Referring to “SBNRs,” Mercadante freely admitted she was once one of them. “I was definitely one of those people,”  she said. “I’m a baby-boomer — I tried yoga, Transcendental Meditation, all that stuff. My mother was Catholic and my father was Jewish so I had no real religious training growing up. I went through it all — Catholicism, atheism … and finally found the PC(USA).”

Everybody knows someone who professes to be SBNR, Mercadante said, and so she has traveled around the country — Colorado, New York, Ohio, California, even to Canada — conducting 90-minute interviews with anyone who will talk to her.

The response has been overwhelming. “I spent two months in Boulder (Colorado) and there were so many volunteers I didn’t have time for them all,” she said. “There’s not just a spiritual hunger out there, but a hunger to talk about it.”

So why aren’t these spiritual but not religious people in the church?

One of the common assumptions — that many spiritual but not religious people had bad experiences in the church — is simply not true, she said. “I was surprised, but there was very minimal reporting by people that they had been hurt in or by the church.” In fact, Mercadante said, spiritual but not religious people “start in many different places but they all seem to have arrived at close to the same place.”

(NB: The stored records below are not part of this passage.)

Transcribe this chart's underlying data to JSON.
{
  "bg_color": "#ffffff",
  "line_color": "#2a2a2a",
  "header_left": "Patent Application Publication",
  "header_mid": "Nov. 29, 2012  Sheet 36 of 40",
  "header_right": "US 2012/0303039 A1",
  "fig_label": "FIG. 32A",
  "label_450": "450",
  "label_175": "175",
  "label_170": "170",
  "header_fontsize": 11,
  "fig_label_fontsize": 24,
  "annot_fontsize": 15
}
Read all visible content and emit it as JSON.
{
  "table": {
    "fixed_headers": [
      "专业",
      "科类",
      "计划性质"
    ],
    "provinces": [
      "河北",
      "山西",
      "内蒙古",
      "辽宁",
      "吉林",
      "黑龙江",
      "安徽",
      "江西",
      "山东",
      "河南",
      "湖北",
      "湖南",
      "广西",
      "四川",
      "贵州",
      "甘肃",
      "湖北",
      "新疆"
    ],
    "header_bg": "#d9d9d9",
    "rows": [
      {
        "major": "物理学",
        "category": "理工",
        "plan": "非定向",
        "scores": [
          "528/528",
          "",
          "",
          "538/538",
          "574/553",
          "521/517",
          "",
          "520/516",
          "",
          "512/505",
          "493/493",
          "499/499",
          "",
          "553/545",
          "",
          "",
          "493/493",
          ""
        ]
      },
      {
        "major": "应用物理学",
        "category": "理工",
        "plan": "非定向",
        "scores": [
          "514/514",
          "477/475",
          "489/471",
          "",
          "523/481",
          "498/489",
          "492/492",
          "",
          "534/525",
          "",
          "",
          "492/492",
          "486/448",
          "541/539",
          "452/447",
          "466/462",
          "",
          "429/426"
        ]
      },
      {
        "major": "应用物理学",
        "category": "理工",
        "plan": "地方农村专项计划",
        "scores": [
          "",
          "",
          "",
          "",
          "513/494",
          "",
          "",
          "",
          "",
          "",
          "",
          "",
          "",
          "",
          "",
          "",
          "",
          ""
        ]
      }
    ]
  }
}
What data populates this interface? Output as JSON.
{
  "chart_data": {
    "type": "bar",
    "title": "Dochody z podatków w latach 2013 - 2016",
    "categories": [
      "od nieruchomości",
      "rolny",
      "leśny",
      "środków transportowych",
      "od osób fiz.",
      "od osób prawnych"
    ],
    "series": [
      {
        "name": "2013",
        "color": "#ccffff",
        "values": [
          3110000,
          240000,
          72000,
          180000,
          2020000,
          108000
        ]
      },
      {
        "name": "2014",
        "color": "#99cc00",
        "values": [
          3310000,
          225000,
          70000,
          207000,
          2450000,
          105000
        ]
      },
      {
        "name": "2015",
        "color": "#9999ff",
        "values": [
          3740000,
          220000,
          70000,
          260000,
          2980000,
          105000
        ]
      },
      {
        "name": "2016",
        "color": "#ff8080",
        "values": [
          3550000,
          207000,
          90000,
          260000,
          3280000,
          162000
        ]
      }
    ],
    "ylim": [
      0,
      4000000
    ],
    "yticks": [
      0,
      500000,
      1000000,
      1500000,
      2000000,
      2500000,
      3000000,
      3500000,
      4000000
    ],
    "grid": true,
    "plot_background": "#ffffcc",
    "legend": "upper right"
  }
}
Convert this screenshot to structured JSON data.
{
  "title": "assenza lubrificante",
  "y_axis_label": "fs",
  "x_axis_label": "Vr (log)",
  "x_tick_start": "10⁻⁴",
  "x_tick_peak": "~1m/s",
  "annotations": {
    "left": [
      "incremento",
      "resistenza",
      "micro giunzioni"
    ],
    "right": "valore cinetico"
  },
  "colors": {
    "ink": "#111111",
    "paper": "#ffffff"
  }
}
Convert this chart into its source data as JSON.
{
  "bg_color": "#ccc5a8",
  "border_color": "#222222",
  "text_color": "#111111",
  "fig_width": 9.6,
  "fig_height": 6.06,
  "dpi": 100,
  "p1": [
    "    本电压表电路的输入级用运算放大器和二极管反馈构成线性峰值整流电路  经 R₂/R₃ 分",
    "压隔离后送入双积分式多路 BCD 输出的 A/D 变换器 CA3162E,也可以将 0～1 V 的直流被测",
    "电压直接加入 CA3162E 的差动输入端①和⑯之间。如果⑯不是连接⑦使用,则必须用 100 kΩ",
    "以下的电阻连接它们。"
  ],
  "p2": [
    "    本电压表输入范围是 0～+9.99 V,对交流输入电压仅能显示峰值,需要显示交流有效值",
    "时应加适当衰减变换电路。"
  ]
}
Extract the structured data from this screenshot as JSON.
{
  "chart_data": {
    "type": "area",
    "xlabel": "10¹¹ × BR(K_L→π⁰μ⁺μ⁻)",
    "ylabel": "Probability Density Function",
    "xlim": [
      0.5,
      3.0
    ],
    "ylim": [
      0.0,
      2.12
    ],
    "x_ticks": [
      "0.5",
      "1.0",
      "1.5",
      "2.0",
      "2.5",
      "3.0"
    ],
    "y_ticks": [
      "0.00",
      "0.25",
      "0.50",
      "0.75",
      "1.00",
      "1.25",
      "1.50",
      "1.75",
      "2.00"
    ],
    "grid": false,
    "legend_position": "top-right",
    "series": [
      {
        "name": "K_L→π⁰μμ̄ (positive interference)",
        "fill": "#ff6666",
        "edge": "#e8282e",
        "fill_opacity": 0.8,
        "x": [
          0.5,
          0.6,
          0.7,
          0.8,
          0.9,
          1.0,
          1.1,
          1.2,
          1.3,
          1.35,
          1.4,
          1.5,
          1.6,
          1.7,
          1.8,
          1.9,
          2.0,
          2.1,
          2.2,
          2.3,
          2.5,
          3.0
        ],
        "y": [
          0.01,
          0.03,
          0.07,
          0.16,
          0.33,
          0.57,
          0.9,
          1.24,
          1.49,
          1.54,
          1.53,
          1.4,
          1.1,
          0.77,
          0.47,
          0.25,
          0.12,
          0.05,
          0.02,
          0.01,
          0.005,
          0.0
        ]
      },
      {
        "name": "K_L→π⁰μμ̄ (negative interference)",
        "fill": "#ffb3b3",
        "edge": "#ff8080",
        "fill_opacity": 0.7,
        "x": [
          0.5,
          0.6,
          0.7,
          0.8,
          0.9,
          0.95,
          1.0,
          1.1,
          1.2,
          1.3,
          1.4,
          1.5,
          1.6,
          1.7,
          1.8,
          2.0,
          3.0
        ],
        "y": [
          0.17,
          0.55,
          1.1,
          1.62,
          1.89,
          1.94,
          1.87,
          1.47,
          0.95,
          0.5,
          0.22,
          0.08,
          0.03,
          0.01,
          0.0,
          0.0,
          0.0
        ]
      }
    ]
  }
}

That place, she continued, is marked by “stereotypical arguments against organized religion and the claims of churches.” They include:

•           churches claim to “exclusive truthfulness — that they have a corner on the truth market”;

•           churches demand that personal beliefs be abdicated;

•           churches demand conformity to a “corporate mentality”;

•           joining a church means a loss of personal integrity;

•           churches demand commitment “to things that have no meaning”

•           churches demand commitment to disagreeable codes of conduct; and

•           churches profess arbitrary or implausible beliefs.

 

“I heard the same arguments over and over again,” Mercadante said of her research. “I don’t know where this script comes from — no one knows any real churches that fit this profile or stereotype.”

Another flawed assumption, Mercadante said, is that young people leave the church, typically after high school if not before, but then return to the church after they get married and have kids. “By and large, it doesn’t happen,” she said.

Another religious researcher, Robert Wuthnow,  has conducted research into sociological trends that impact church membership and participation in organized religion. They include:

•           delayed marriage (Americans are marrying at a later age, on average) and increased divorce rates;

•           fewer children born later in their parents’ lives;

•           less job security, therefore greater financial insecurity, making commitment less likely;

•           higher levels of education, which decreases “unquestioned belief”;

•           “loosening relationships,” resulting in less community involvement;

•           Globalization, producing less homogeneity and greater diversity; and

•           the “information explosion,” which creates “broader spiritual horizons and therefore looser religious identification.”

“I think it’s clear that much of the problem organized religion faces today is not really the church’s fault,” Mercadante said. “We are experiencing a massive cultural shift that is extremely hard to keep up with and the church always lags behind these shifts — too slowly, obviously, for some people.”

But the church, as it has in all ages, has the spiritual resources to meet the hunger that is always present, Mercadante concluded. “Our challenge is to bring all the church has to offer into this milieu and break the stereotypes that keep people away.”